__Implementation Note: Unrolling Parameters__

In order to use optimizing functions such as "fminunc()", we will want to "unroll" all the elements and put them into one long vector:

![summarize](1.png)

__Gradient Checking__

We can approximate the derivative of our cost function with:

$\frac{\partial}{\partial \Theta} J(\Theta) \approx \frac{J(\Theta+\epsilon)-J(\Theta-\epsilon)}{2 \epsilon}$

With multiple theta matrices, we can approximate the derivative with respect to $\Theta_j$ , as follows:

$\frac{\partial}{\partial \Theta_{j}} J(\Theta) \approx \frac{J\left(\Theta_{1}, \ldots, \Theta_{j}+\epsilon, \ldots, \Theta_{n}\right)-J\left(\Theta_{1}, \ldots, \Theta_{j}-\epsilon, \ldots, \Theta_{n}\right)}{2 \epsilon}$

In octave we can do it as follows:

```
epsilon = 1e-4;
for i = 1:n,
  thetaPlus = theta;
  thetaPlus(i) += epsilon;
  thetaMinus = theta;
  thetaMinus(i) -= epsilon;
  gradApprox(i) = (J(thetaPlus) - J(thetaMinus))/(2*epsilon)
end;
```

So once we compute our gradApprox vector, we can check that gradApprox ≈ deltaVector.

Once you have verified once that your backpropagation algorithm is correct, you don't need to compute gradApprox again.
_Please turn off the gradient checking._


__Random Initialization__

Initializing all theta weights to zero does not work with neural networks.

Hence, we initialize each Θ(l)ij to a random value between[−ϵ,ϵ]. Using the above formula guarantees that we get the desired bound.

```
If the dimensions of Theta1 is 10x11, Theta2 is 10x11 and Theta3 is 1x11.

Theta1 = rand(10,11) * (2 * INIT_EPSILON) - INIT_EPSILON;
Theta2 = rand(10,11) * (2 * INIT_EPSILON) - INIT_EPSILON;
Theta3 = rand(1,11) * (2 * INIT_EPSILON) - INIT_EPSILON;
```

(Note: the epsilon used above is unrelated to the epsilon from Gradient Checking)


__Putting it Together__

First, pick a network architecture; choose the layout of your neural network, including how many hidden units in each layer and how many layers in total you want to have.

- Number of input units = dimension of features $x^{(i)}$
- Number of output units = number of classes
- Number of hidden units per layer = usually more the better (must balance with cost of computation as it increases with more hidden units)
- Defaults: 1 hidden layer. If you have more than 1 hidden layer, then it is recommended that you have the same number of units in every hidden layer.

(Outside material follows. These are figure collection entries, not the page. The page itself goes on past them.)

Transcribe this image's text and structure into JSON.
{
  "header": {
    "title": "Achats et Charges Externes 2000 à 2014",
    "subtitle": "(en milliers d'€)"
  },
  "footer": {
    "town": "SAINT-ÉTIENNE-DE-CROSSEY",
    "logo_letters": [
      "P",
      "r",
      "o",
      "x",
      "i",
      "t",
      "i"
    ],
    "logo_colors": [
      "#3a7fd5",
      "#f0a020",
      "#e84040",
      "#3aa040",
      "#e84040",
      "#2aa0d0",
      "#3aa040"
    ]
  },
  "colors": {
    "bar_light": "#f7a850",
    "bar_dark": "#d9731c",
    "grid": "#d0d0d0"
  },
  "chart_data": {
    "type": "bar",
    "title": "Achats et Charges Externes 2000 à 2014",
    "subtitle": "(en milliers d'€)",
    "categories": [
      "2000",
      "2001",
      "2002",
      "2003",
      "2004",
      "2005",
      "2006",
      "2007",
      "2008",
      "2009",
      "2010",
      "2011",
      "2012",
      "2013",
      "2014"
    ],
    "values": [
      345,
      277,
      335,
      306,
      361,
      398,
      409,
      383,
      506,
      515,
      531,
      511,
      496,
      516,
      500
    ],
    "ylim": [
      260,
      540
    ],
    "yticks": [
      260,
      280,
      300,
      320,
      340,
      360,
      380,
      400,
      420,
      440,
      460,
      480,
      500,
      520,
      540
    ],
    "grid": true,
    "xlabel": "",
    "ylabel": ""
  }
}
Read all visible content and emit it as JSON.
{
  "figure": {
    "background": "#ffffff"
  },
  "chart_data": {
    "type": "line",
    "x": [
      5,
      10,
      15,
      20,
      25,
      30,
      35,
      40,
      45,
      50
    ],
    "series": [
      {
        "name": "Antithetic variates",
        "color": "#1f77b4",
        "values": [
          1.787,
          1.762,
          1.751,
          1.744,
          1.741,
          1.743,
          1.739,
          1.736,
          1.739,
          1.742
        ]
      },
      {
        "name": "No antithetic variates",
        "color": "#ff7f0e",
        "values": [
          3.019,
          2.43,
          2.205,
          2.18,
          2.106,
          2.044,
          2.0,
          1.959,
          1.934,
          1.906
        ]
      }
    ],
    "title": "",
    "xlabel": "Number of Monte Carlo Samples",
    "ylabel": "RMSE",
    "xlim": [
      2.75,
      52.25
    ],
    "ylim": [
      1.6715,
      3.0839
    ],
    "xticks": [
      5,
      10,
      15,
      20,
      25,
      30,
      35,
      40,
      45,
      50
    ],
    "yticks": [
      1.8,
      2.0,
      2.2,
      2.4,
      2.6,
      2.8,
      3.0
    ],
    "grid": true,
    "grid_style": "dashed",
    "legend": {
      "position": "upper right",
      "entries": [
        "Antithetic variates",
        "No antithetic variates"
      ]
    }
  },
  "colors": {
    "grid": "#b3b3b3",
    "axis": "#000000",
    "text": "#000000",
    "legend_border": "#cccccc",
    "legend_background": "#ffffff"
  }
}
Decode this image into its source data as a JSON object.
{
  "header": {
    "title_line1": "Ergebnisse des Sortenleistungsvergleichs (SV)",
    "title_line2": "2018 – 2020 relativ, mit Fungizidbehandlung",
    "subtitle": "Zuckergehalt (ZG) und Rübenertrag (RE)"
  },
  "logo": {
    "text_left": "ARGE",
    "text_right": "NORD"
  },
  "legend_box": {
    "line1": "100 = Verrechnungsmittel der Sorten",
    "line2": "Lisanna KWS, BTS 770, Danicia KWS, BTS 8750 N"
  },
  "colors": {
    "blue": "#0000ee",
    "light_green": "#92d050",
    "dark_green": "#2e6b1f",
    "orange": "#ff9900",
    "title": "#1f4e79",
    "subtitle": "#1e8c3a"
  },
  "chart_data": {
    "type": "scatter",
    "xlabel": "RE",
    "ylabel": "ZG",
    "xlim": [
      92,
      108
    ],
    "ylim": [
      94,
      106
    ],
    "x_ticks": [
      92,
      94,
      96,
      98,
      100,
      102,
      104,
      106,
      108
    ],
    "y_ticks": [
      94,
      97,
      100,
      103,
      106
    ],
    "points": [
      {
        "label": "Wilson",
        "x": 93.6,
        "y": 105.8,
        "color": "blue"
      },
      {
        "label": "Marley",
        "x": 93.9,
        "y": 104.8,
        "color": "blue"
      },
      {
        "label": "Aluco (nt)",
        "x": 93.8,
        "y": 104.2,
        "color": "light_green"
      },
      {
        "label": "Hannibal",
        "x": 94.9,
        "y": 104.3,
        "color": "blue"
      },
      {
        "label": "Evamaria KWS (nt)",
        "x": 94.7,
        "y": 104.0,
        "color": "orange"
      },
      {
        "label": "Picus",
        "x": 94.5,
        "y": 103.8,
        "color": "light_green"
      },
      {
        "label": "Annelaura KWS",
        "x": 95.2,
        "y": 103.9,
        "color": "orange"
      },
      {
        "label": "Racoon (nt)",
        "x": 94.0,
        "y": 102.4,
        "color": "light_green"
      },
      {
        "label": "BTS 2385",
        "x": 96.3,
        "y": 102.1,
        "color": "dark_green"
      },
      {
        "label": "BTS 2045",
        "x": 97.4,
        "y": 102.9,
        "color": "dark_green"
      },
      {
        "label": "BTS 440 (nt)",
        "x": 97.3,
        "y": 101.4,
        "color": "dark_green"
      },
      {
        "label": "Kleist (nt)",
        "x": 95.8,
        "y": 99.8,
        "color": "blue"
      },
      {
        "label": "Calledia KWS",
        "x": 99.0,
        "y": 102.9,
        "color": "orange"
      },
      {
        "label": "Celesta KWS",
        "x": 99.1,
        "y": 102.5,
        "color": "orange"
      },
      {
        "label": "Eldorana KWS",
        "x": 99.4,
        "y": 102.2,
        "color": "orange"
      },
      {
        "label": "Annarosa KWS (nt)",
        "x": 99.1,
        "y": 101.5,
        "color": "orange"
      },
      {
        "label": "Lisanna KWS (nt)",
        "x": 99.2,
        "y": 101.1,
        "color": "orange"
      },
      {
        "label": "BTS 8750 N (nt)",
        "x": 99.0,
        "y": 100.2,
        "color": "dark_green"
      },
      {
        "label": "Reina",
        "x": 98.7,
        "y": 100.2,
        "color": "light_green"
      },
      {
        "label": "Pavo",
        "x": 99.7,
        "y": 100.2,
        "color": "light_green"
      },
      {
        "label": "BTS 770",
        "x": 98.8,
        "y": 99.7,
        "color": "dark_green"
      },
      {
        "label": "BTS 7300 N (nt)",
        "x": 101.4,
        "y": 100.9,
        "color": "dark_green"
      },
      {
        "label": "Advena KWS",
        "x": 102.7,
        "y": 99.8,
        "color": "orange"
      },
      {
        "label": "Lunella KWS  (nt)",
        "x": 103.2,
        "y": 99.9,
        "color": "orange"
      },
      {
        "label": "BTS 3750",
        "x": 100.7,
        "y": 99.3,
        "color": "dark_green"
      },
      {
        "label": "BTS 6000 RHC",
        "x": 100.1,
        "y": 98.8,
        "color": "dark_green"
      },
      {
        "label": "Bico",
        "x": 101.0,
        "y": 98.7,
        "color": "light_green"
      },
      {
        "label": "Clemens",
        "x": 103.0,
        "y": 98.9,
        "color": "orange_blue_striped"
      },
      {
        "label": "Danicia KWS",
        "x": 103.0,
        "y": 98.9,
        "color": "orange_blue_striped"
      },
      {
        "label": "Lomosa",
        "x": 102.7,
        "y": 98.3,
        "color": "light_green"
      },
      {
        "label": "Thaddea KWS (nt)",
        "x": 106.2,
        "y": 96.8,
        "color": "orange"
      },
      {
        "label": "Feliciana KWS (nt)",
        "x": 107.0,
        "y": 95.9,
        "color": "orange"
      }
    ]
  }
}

_Training a Neural Network_
1. Randomly initialize the weights
2. Implement forward propagation to get $h_{\Theta}\left(x^{(i)}\right)$ for any $x^{(i)}$
3. Implement the cost function
4. Implement backpropagation to compute partial derivatives
5. Use gradient checking to confirm that your backpropagation works. Then disable gradient checking.
6. Use gradient descent or a built-in optimization function to minimize the cost function with the weights in theta.